I didn’t mention that the book was filmed in (I think) the late 80’s. I would guess that it’s terrible (It’s IMDB rating is very low) – I can’t imagine how the book could be filmed and retain any of its quality.
That it was filmed is very interesting. I wouldn’t have expected that sort of storyline to be green-lit.
Your daughter has an interesting perspective about “gnostic nightmares” rather than “metaphysical nightmares.” That terminology makes a lot of sense, in nuance. Has she read this book as well?
Not yet!
As for the movie, a little checking shows that it starred Theresa Russell and Mark Harmon (?!) and was directed by Nicholas Roeg, who was sometimes good with weird stories (The Man Who Fell to Earth). Still, I wouldn’t think this would put the butts in the seats…
K. Jesperson’s comment reminds me of the Yea-Sayer, Nay-Sayer topic discussed here:
https://www.sffchronicles.com/threads/567234/
It derives from an issue of Esquire in which Isaac Bashevis Singer (yes) and Eugene Ionesco (No) were asked — well, visit the link and see the discussion.

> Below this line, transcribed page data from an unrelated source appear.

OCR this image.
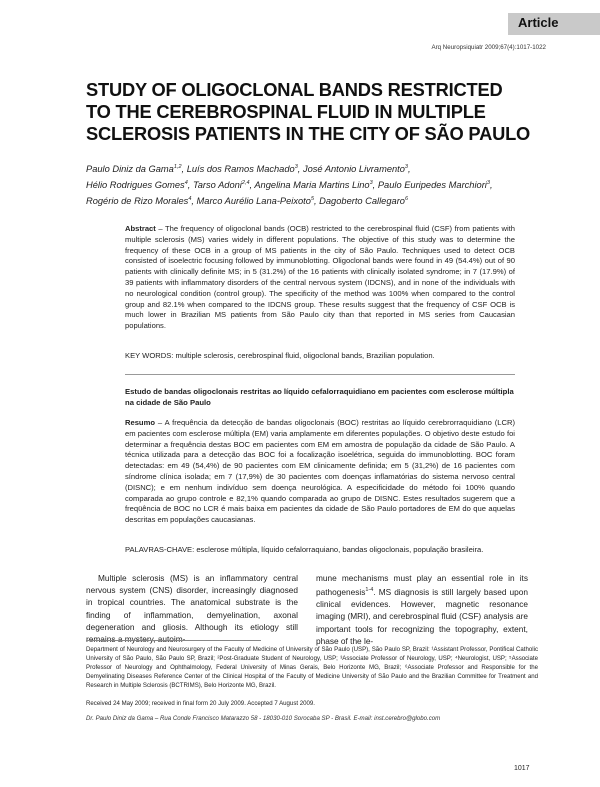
Article
Arq Neuropsiquiatr 2009;67(4):1017-1022
STUDY OF OLIGOCLONAL BANDS RESTRICTED
TO THE CEREBROSPINAL FLUID IN MULTIPLE
SCLEROSIS PATIENTS IN THE CITY OF SÃO PAULO
Paulo Diniz da Gama$^{1,2}$, Luís dos Ramos Machado$^3$, José Antonio Livramento$^3$,
Hélio Rodrigues Gomes$^4$, Tarso Adoni$^{2,4}$, Angelina Maria Martins Lino$^3$, Paulo Euripedes Marchiori$^3$,
Rogério de Rizo Morales$^4$, Marco Aurélio Lana-Peixoto$^5$, Dagoberto Callegaro$^6$
Abstract – The frequency of oligoclonal bands (OCB) restricted to the cerebrospinal fluid (CSF) from patients with multiple sclerosis (MS) varies widely in different populations. The objective of this study was to determine the frequency of these OCB in a group of MS patients in the city of São Paulo. Techniques used to detect OCB consisted of isoelectric focusing followed by immunoblotting. Oligoclonal bands were found in 49 (54.4%) out of 90 patients with clinically definite MS; in 5 (31.2%) of the 16 patients with clinically isolated syndrome; in 7 (17.9%) of 39 patients with inflammatory disorders of the central nervous system (IDCNS), and in none of the individuals with no neurological condition (control group). The specificity of the method was 100% when compared to the control group and 82.1% when compared to the IDCNS group. These results suggest that the frequency of CSF OCB is much lower in Brazilian MS patients from São Paulo city than that reported in MS series from Caucasian populations.
KEY WORDS: multiple sclerosis, cerebrospinal fluid, oligoclonal bands, Brazilian population.
Estudo de bandas oligoclonais restritas ao líquido cefalorraquidiano em pacientes com esclerose múltipla na cidade de São Paulo
Resumo – A frequência da detecção de bandas oligoclonais (BOC) restritas ao líquido cerebrorraquidiano (LCR) em pacientes com esclerose múltipla (EM) varia amplamente em diferentes populações. O objetivo deste estudo foi determinar a frequência destas BOC em pacientes com EM em amostra de população da cidade de São Paulo. A técnica utilizada para a detecção das BOC foi a focalização isoelétrica, seguida do immunoblotting. BOC foram detectadas: em 49 (54,4%) de 90 pacientes com EM clinicamente definida; em 5 (31,2%) de 16 pacientes com síndrome clínica isolada; em 7 (17,9%) de 30 pacientes com doenças inflamatórias do sistema nervoso central (DISNC); e em nenhum indivíduo sem doença neurológica. A especificidade do método foi 100% quando comparada ao grupo controle e 82,1% quando comparada ao grupo de DISNC. Estes resultados sugerem que a freqüência de BOC no LCR é mais baixa em pacientes da cidade de São Paulo portadores de EM do que aquelas descritas em populações caucasianas.
PALAVRAS-CHAVE: esclerose múltipla, líquido cefalorraquiano, bandas oligoclonais, população brasileira.
Multiple sclerosis (MS) is an inflammatory central nervous system (CNS) disorder, increasingly diagnosed in tropical countries. The anatomical substrate is the finding of inflammation, demyelination, axonal degeneration and gliosis. Although its etiology still remains a mystery, autoim-
mune mechanisms must play an essential role in its pathogenesis$^{1-4}$. MS diagnosis is still largely based upon clinical evidences. However, magnetic resonance imaging (MRI), and cerebrospinal fluid (CSF) analysis are important tools for recognizing the topography, extent, phase of the le-
Department of Neurology and Neurosurgery of the Faculty of Medicine of University of São Paulo (USP), São Paulo SP, Brazil: ¹Assistant Professor, Pontifical Catholic University of São Paulo, São Paulo SP, Brazil; ²Post-Graduate Student of Neurology, USP; ³Associate Professor of Neurology, USP; ⁴Neurologist, USP; ⁵Associate Professor of Neurology and Ophthalmology, Federal University of Minas Gerais, Belo Horizonte MG, Brazil; ⁶Associate Professor and Responsible for the Demyelinating Diseases Reference Center of the Clinical Hospital of the Faculty of Medicine University of São Paulo and the Brazilian Committee for Treatment and Research in Multiple Sclerosis (BCTRIMS), Belo Horizonte MG, Brazil.
Received 24 May 2009; received in final form 20 July 2009. Accepted 7 August 2009.
Dr. Paulo Diniz da Gama – Rua Conde Francisco Matarazzo 58 - 18030-010 Sorocaba SP - Brasil. E-mail: inst.cerebro@globo.com
1017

Thanks Mr. Parker for a thoughtful review and for bringing Black Robe to mind, another book I read many years ago & might reread soon. (I’ve been compiling a list of read-long-ago-might-reread books & Black Robe will be added. Other such books are C. J. Koch’s The Year of Living Dangerously, L. P. Hartley’s The Shrimp and the Anemone, Bruce Chatwin’s On the Black Hill, Dominic Cooper’s Men at Axlir, G. B. Edwards’s The Book of Ebenezer Le Page, A. S. Byatt’s Possession, John Meade Falkner’s The Nebuly Coat, Iris Murdoch’s A Word Child, etc.
Iris Murdoch is someone I need to be better acquainted with, as she deals with many of the issues that I find most interesting. The only problem is that I deeply disliked the one novel of hers that I’ve read (The Unicorn). I’m determined to have another go at her sometime, though.
Thank you for sharing the link to that discussion, Mr. Nelson. Getting to read Isaac Bashevis Singer’s perspective in response to the original question was rather edifying. The discussion of trying to sort authors into the two categories also brought up some valuable points, but I think I most agree with the undercurrent commentary that the authors themselves don’t necessarily fit into the categories as well as particular storylines did.